Vom Standpunkte der Astrologie ist weder etwas für, noch
etwas gegen den Spiritismus zu beweisen, wohl aber zeigt
sie uns, dass man nicht nothwendig die somnambulen
Phänomene aller Art auf transscendentale Mitwirkung zurückzuführen
braucht; allenfalls kann man dem Glauben Raum
lassen, dass diese Mitwirkung die Phänomene verstärke —
wenn man so will
Die häufige Verbindung von visionärer Prophetie mit
spontanen Materialisationen und anderen physikalischen
Phänomenen beweist nur, dass Beides ein und dieselbe Verwurzelung
hat in der okkulten Seite unserer Natur, und
einen wie grossen Baum diese einnimmt, das darzulegen
war der Zweck dieser Zeilen. Diese okkulte Seite mag
auch möglicherweise einen Fortbestand unseres Ichs jenseits
des Todes einschliessen, im Leben bildet sie vorläufig einen
Faktor, der seine Wirksamkeit auf Alles ausdehnt, was wir
auch thun, weshalb die Erforschung derselben, ganz abgesehen
vom Spiritismus, von grosser philosophischer Bedeutung
ist. —
Ich erwähne noch das Gebiet der sogenannten Vorzeichen
im gewöhnlichen Leben; auch wo diese gar keinen
somnambulen oder mediumistischen Charakter haben und
völlig gemeinsinnlicher Natur sind, erklären sie sich durch
unsere unbewusste Disposition. Man braucht zwar nicht alles
Mögliche als Vorzeichen zu halten, denn es sind nur die
stärkeren Ereignisse, die ihren Schatten oder ihren
Glanz vorauswerfen, aber wer Acht giebt, macht interessante
Beobachtungen.

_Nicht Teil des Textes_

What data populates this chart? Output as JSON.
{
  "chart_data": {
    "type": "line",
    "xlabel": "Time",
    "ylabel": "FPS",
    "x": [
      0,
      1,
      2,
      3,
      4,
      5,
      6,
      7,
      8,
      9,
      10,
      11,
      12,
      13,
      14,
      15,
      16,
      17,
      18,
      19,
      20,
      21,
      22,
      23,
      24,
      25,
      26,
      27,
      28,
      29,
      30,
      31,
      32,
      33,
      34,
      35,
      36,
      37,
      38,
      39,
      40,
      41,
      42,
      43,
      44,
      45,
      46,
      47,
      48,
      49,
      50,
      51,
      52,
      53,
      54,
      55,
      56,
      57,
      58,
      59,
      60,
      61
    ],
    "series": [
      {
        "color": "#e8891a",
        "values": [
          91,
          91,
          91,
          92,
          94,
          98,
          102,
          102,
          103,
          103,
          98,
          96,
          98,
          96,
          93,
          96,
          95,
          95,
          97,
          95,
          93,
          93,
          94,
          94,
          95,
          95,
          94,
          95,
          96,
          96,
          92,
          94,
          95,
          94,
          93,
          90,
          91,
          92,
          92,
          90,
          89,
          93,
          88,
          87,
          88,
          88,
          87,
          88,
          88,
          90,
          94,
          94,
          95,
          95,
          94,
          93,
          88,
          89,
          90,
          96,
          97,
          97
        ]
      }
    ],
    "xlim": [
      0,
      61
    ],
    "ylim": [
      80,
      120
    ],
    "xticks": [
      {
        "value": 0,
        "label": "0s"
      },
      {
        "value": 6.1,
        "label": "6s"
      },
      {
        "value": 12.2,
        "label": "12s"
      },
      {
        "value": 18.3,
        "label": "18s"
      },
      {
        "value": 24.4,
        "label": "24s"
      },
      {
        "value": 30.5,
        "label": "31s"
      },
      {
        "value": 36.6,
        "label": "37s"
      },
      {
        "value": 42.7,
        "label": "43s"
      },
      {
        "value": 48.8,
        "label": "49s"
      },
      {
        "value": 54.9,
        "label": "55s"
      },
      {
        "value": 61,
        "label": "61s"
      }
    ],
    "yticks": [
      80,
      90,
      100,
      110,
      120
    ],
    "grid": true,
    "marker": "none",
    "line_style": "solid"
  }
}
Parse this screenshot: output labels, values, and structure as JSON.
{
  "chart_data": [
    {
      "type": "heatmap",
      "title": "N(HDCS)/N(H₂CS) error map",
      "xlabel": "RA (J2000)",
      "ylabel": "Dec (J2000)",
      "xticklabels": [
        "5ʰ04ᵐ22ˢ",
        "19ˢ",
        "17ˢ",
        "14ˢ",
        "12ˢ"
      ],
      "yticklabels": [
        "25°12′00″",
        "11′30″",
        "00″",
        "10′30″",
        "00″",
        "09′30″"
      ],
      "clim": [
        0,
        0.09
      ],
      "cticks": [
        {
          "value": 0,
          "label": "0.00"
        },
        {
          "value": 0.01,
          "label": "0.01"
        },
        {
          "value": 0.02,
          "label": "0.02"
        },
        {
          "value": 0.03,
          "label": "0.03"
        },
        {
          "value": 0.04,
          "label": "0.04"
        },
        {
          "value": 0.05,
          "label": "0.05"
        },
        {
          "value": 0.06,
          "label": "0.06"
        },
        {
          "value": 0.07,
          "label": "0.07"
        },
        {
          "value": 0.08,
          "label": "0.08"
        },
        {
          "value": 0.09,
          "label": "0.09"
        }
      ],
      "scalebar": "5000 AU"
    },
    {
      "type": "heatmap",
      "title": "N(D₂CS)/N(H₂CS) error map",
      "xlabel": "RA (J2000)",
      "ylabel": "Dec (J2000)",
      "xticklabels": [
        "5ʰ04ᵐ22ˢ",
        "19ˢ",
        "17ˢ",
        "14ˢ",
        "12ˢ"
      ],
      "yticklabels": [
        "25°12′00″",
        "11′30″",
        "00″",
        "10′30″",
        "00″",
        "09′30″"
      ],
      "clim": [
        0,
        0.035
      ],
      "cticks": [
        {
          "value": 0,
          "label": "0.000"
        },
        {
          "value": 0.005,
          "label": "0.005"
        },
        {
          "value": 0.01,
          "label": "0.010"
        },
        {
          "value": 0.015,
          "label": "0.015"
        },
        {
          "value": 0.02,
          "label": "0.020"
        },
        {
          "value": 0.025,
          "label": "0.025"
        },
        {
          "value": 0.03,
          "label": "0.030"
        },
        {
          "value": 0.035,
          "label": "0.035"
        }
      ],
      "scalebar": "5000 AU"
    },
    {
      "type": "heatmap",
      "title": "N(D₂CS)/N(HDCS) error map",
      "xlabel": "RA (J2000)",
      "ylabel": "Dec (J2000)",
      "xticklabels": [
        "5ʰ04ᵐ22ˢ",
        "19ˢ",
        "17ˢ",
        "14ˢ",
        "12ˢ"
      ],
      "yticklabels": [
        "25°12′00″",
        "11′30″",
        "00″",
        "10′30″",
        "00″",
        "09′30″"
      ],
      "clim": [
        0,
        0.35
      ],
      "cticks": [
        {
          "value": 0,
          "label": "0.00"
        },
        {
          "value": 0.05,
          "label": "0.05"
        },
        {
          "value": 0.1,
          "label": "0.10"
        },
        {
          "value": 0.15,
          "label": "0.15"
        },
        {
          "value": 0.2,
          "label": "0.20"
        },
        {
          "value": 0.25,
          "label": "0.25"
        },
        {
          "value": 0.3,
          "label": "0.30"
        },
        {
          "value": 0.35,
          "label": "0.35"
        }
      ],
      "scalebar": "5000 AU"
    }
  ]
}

Diese Vorzeicheu, die oft ganz gleichgültige
Vorgänge betreffen, sind nämlich ebenfalls bedingt
durch die Gestirneinflüsse, die ja zunächst eine
grössere Zeitkurve latent vorwirken, bis sie ihren Höhepunkt
oder ihr akutes Stadium vielmehr erreichen und in der Verkettung
unserer Erlebnisse ihre Entladung finden. Diese
Vorwirkung scheint verschiedene Zonen zu haben, soviel
ich beobachtet zu haben glaube und wie ich für etwaige
astrologisch gebildete Leser dieser Zeilen bemerke. Genau
genommen beginnen die Direktionen schon von Geburt an
zu wirken; wir bewegen uns mit unseren Geschicken daher
völlig auf einem somnambulen Untergrunde, werden geleitet
durch noch ferne oder schon nahe Einflüsse, denen wir uns
anzupassen haben, was wir dann als „Willen" bezeichnen.